Cuando visitaba a mis padres el fin de semana, decidí salir a trotar por una carretera de dos carriles. Normalmente corro media hora en una dirección, me volteo y regreso. Había recorrido menos de un kilómetro, cuando oí un sonido que provenía de un montón de maleza al lado de la carretera; se escuchaba como un perro afligido o dolorido. Concluí que se trataba de un perro que habían atropellado y que estaba agonizando en la hierba. Me inquieté un poco al pensar en eso, pero seguí corriendo, suponiendo que de todas formas no podía hacer nada, ya que seguramente el perro estaba agonizando.

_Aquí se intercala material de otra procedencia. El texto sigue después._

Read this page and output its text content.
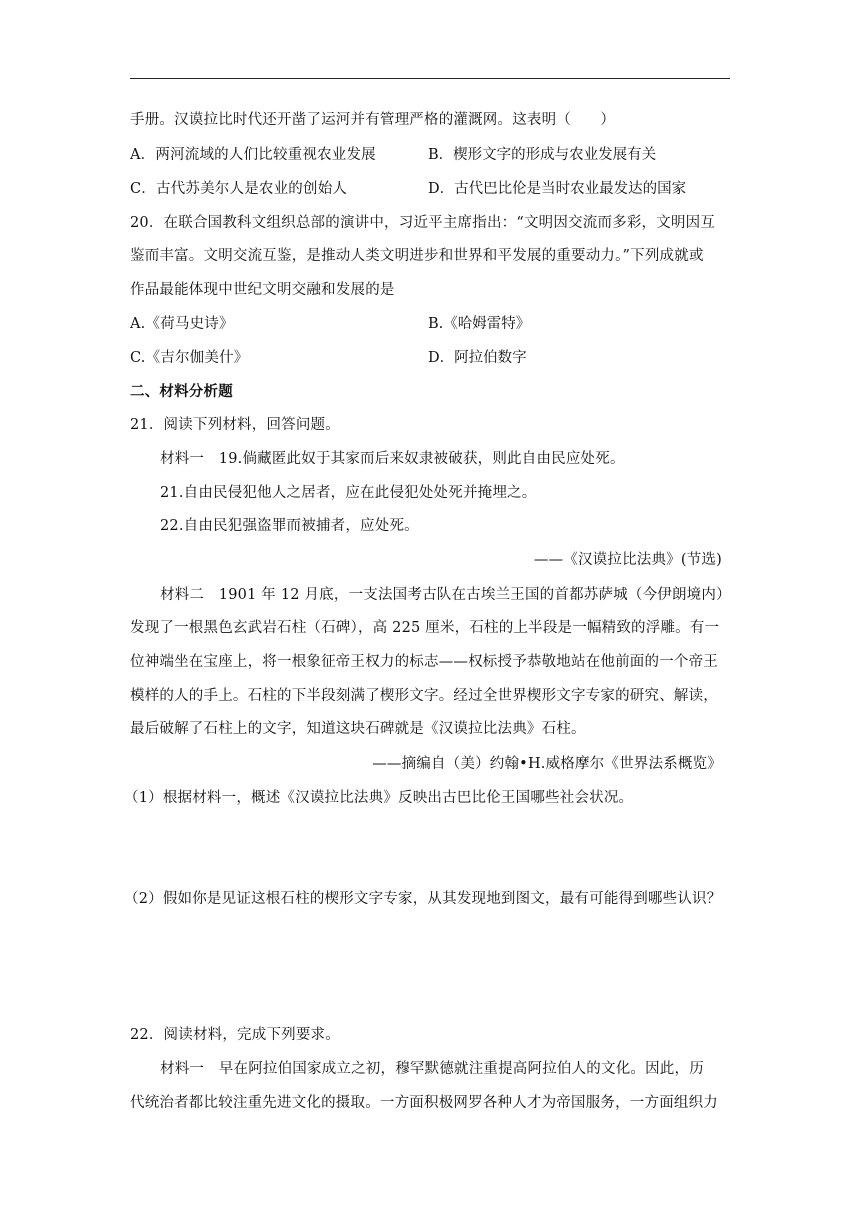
手册。汉谟拉比时代还开凿了运河并有管理严格的灌溉网。这表明（　　）
A．两河流域的人们比较重视农业发展	B．楔形文字的形成与农业发展有关
C．古代苏美尔人是农业的创始人	D．古代巴比伦是当时农业最发达的国家
20．在联合国教科文组织总部的演讲中，习近平主席指出：“文明因交流而多彩，文明因互
鉴而丰富。文明交流互鉴，是推动人类文明进步和世界和平发展的重要动力。”下列成就或
作品最能体现中世纪文明交融和发展的是
A.《荷马史诗》	B.《哈姆雷特》
C.《吉尔伽美什》	D．阿拉伯数字
二、材料分析题
21．阅读下列材料，回答问题。
材料一　19.倘藏匿此奴于其家而后来奴隶被破获，则此自由民应处死。
21.自由民侵犯他人之居者，应在此侵犯处处死并掩埋之。
22.自由民犯强盗罪而被捕者，应处死。
——《汉谟拉比法典》(节选)
材料二　1901 年 12 月底，一支法国考古队在古埃兰王国的首都苏萨城（今伊朗境内）
发现了一根黑色玄武岩石柱（石碑），高 225 厘米，石柱的上半段是一幅精致的浮雕。有一
位神端坐在宝座上，将一根象征帝王权力的标志——权标授予恭敬地站在他前面的一个帝王
模样的人的手上。石柱的下半段刻满了楔形文字。经过全世界楔形文字专家的研究、解读，
最后破解了石柱上的文字，知道这块石碑就是《汉谟拉比法典》石柱。
——摘编自（美）约翰•H.威格摩尔《世界法系概览》
（1）根据材料一，概述《汉谟拉比法典》反映出古巴比伦王国哪些社会状况。
（2）假如你是见证这根石柱的楔形文字专家，从其发现地到图文，最有可能得到哪些认识？
22．阅读材料，完成下列要求。
材料一　早在阿拉伯国家成立之初，穆罕默德就注重提高阿拉伯人的文化。因此，历
代统治者都比较注重先进文化的摄取。一方面积极网罗各种人才为帝国服务，一方面组织力
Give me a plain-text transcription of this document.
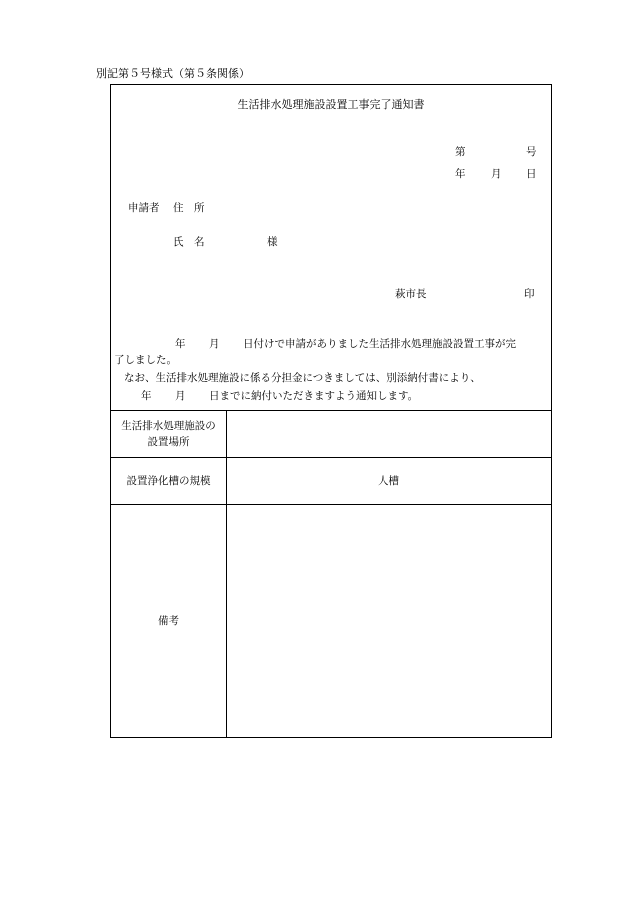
別記第５号様式（第５条関係）
生活排水処理施設設置工事完了通知書
第	号
年 月 日
申請者 住　所
氏　名	様
萩市長	印
年 月 日付けで申請がありました生活排水処理施設設置工事が完
了しました。
なお、生活排水処理施設に係る分担金につきましては、別添納付書により、
年 月 日までに納付いただきますよう通知します。
生活排水処理施設の
設置場所
設置浄化槽の規模	人槽
備考
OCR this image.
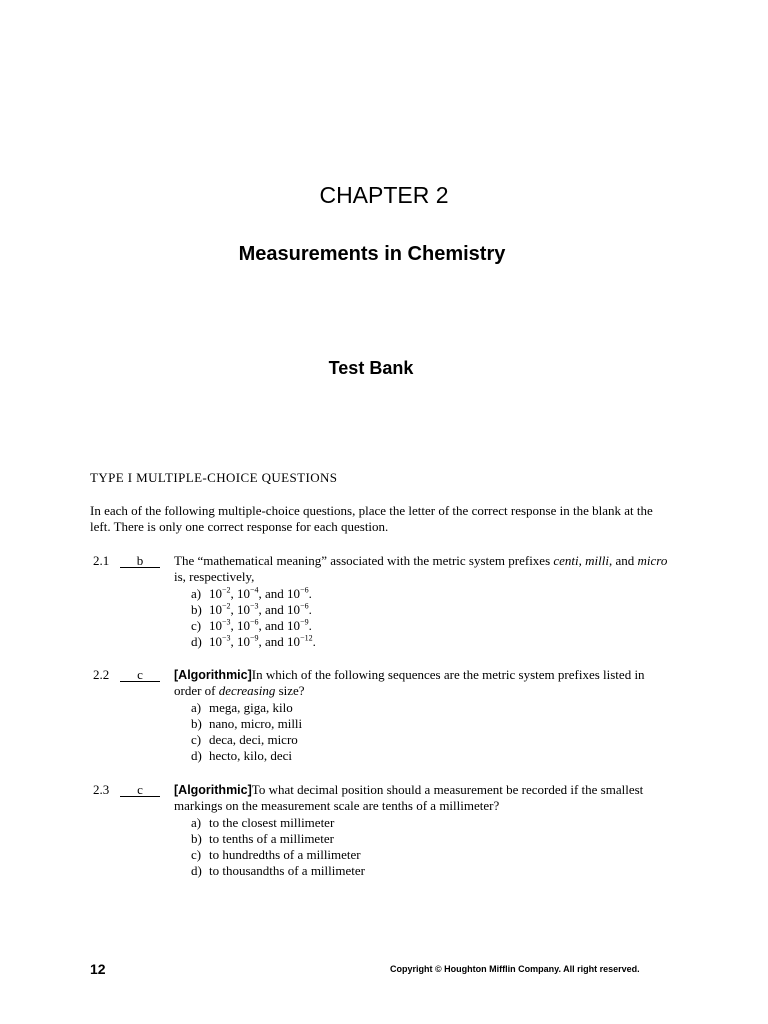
CHAPTER 2
Measurements in Chemistry
Test Bank
TYPE I MULTIPLE-CHOICE QUESTIONS
In each of the following multiple-choice questions, place the letter of the correct response in the blank at the left. There is only one correct response for each question.
2.1	b	The “mathematical meaning” associated with the metric system prefixes centi, milli, and micro is, respectively,
a) $10^{-2}$, $10^{-4}$, and $10^{-6}$.
b) $10^{-2}$, $10^{-3}$, and $10^{-6}$.
c) $10^{-3}$, $10^{-6}$, and $10^{-9}$.
d) $10^{-3}$, $10^{-9}$, and $10^{-12}$.
2.2	c	[Algorithmic]In which of the following sequences are the metric system prefixes listed in order of decreasing size?
a) mega, giga, kilo
b) nano, micro, milli
c) deca, deci, micro
d) hecto, kilo, deci
2.3	c	[Algorithmic]To what decimal position should a measurement be recorded if the smallest markings on the measurement scale are tenths of a millimeter?
a) to the closest millimeter
b) to tenths of a millimeter
c) to hundredths of a millimeter
d) to thousandths of a millimeter
12	Copyright © Houghton Mifflin Company. All right reserved.
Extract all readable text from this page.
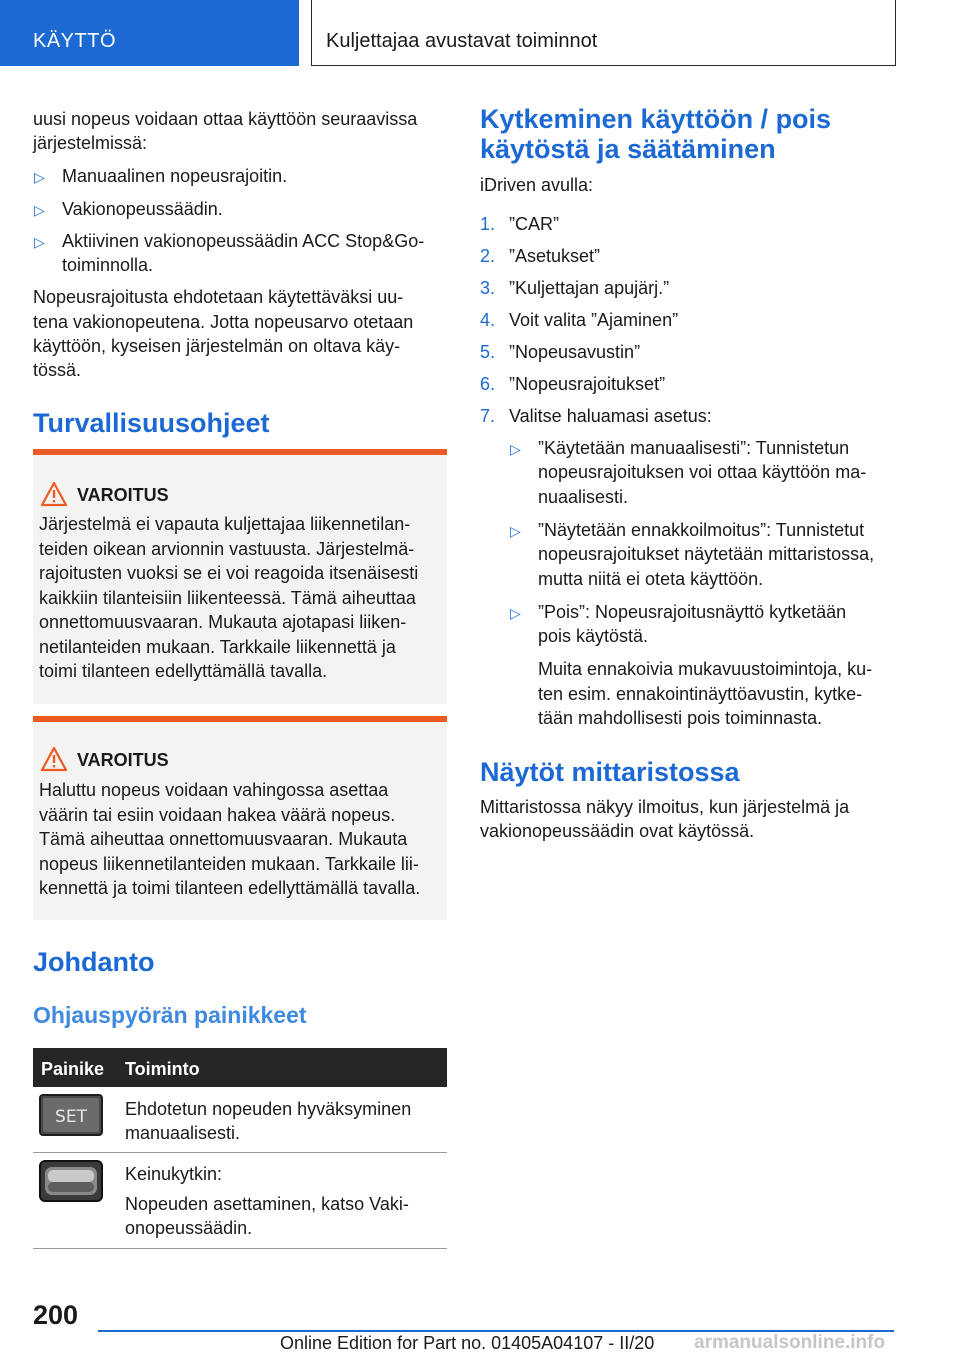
KÄYTTÖ	Kuljettajaa avustavat toiminnot
uusi nopeus voidaan ottaa käyttöön seuraavissa
järjestelmissä:
▷ Manuaalinen nopeusrajoitin.
▷ Vakionopeussäädin.
▷ Aktiivinen vakionopeussäädin ACC Stop&Go-
toiminnolla.
Nopeusrajoitusta ehdotetaan käytettäväksi uu-
tena vakionopeutena. Jotta nopeusarvo otetaan
käyttöön, kyseisen järjestelmän on oltava käy-
tössä.
Turvallisuusohjeet
VAROITUS
Järjestelmä ei vapauta kuljettajaa liikennetilan-
teiden oikean arvionnin vastuusta. Järjestelmä-
rajoitusten vuoksi se ei voi reagoida itsenäisesti
kaikkiin tilanteisiin liikenteessä. Tämä aiheuttaa
onnettomuusvaaran. Mukauta ajotapasi liiken-
netilanteiden mukaan. Tarkkaile liikennettä ja
toimi tilanteen edellyttämällä tavalla.
VAROITUS
Haluttu nopeus voidaan vahingossa asettaa
väärin tai esiin voidaan hakea väärä nopeus.
Tämä aiheuttaa onnettomuusvaaran. Mukauta
nopeus liikennetilanteiden mukaan. Tarkkaile lii-
kennettä ja toimi tilanteen edellyttämällä tavalla.
Johdanto
Ohjauspyörän painikkeet
Painike Toiminto
SET Ehdotetun nopeuden hyväksyminen
manuaalisesti.
Keinukytkin:
Nopeuden asettaminen, katso Vaki-
onopeussäädin.
Kytkeminen käyttöön / pois
käytöstä ja säätäminen
iDriven avulla:
1. ”CAR”
2. ”Asetukset”
3. ”Kuljettajan apujärj.”
4. Voit valita ”Ajaminen”
5. ”Nopeusavustin”
6. ”Nopeusrajoitukset”
7. Valitse haluamasi asetus:
▷ ”Käytetään manuaalisesti”: Tunnistetun
nopeusrajoituksen voi ottaa käyttöön ma-
nuaalisesti.
▷ ”Näytetään ennakkoilmoitus”: Tunnistetut
nopeusrajoitukset näytetään mittaristossa,
mutta niitä ei oteta käyttöön.
▷ ”Pois”: Nopeusrajoitusnäyttö kytketään
pois käytöstä.
Muita ennakoivia mukavuustoimintoja, ku-
ten esim. ennakointinäyttöavustin, kytke-
tään mahdollisesti pois toiminnasta.
Näytöt mittaristossa
Mittaristossa näkyy ilmoitus, kun järjestelmä ja
vakionopeussäädin ovat käytössä.
200
Online Edition for Part no. 01405A04107 - II/20 armanualsonline.info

Luego de correr otros cinco kilómetros, di la vuelta para dirigirme a la casa de mis padres. Mientras regresaba, volví a recordar el perro. Me pesó no haber intentado ayudarlo. No podía dejar de pensar en él y me preguntaba si seguiría vivo cuando llegara al lugar donde lo escuché. Traté de olvidarlo, pensando: “Ese perro probablemente ya está muerto”.
Cuanto más me acercaba, más pensaba en él. Finalmente me acerqué lo suficiente y pude oír los quejidos de dolor del perro. ¡Seguía vivo! Esta vez, estaba decidido a no pasarlo por alto sin revisar su condición. Atravesé la maleza que crecía al lado de la carretera y lo que encontré me sorprendió. Detrás de los matorrales había una fosa séptica de concreto. La cubierta endeble de metal corrugado se había corrido de la superficie de la fosa y el sonido que se escuchaba provenía de adentro. Me asomé cuidadosamente y vi la escena más lamentable: un perro había quedado atrapado dentro de la fosa y trataba de salir desesperadamente. Se resbalaba porque las paredes eran demasiado empinadas. Las aguas residuales le cubrían la cabeza y sus patas sangraban de lo mucho que intentaba trepar. La superficie del agua estaba literalmente llena de gusanos vivos. Cuando el perro me vio, se atemorizó y casi se hunde en la suciedad. Me inundó un sentimiento muy profundo de compasión y le extendí la mano con la esperanza de que la oliera y se le pasara el miedo.
Cuando olió mi mano, cerró los ojos y suavemente le acaricié la cabeza llena de gusanos. Pareció relajarse tanto que temí que se volviera hundir. Imagino que se sentía exhausto por tratar de escalar la fosa séptica, quizás durante toda la noche hasta donde sé.
Decidí sacarlo de la fosa. Sumergí los brazos hasta los codos en la suciedad y lo levanté cuidadosamente del tanque. Para entonces estaba llorando al reflexionar en la relación que esto guardaba con el Señor cuando me sacó de la suciedad del pecado en la que me encontraba. En una época yo estaba en la situación de este perro, sumido completamente en el pecado sin poder encontrar una salida. Estaba ahogándome y la muerte me acechaba, pero Él fue misericordioso conmigo y me sacó de la muerte y me dio vida Eterna.
Puse al perro en el suelo cerca de un arroyo. Él me miró y saltó al otro lado del arroyo sin dejar de observarme. Mientras me limpiaba los brazos de la suciedad de la fosa, lloré como un bebé al meditarlo. Me levanté y continué mi recorrido, que terminó en la casa de mis padres. Frecuentemente recuerdo este evento y me pregunto si alguna vez volveré a ver ese perro. Entonces pienso en el Hermano Branham cuando vio a su perro, Fritz, más allá de la Cortina del Tiempo y el Señor le dijo: “Todos los que has amado y todos los que te han amado, Dios te los ha dado”.
Oro para que el Señor también me permita ver ese perro cuando llegue al otro lado.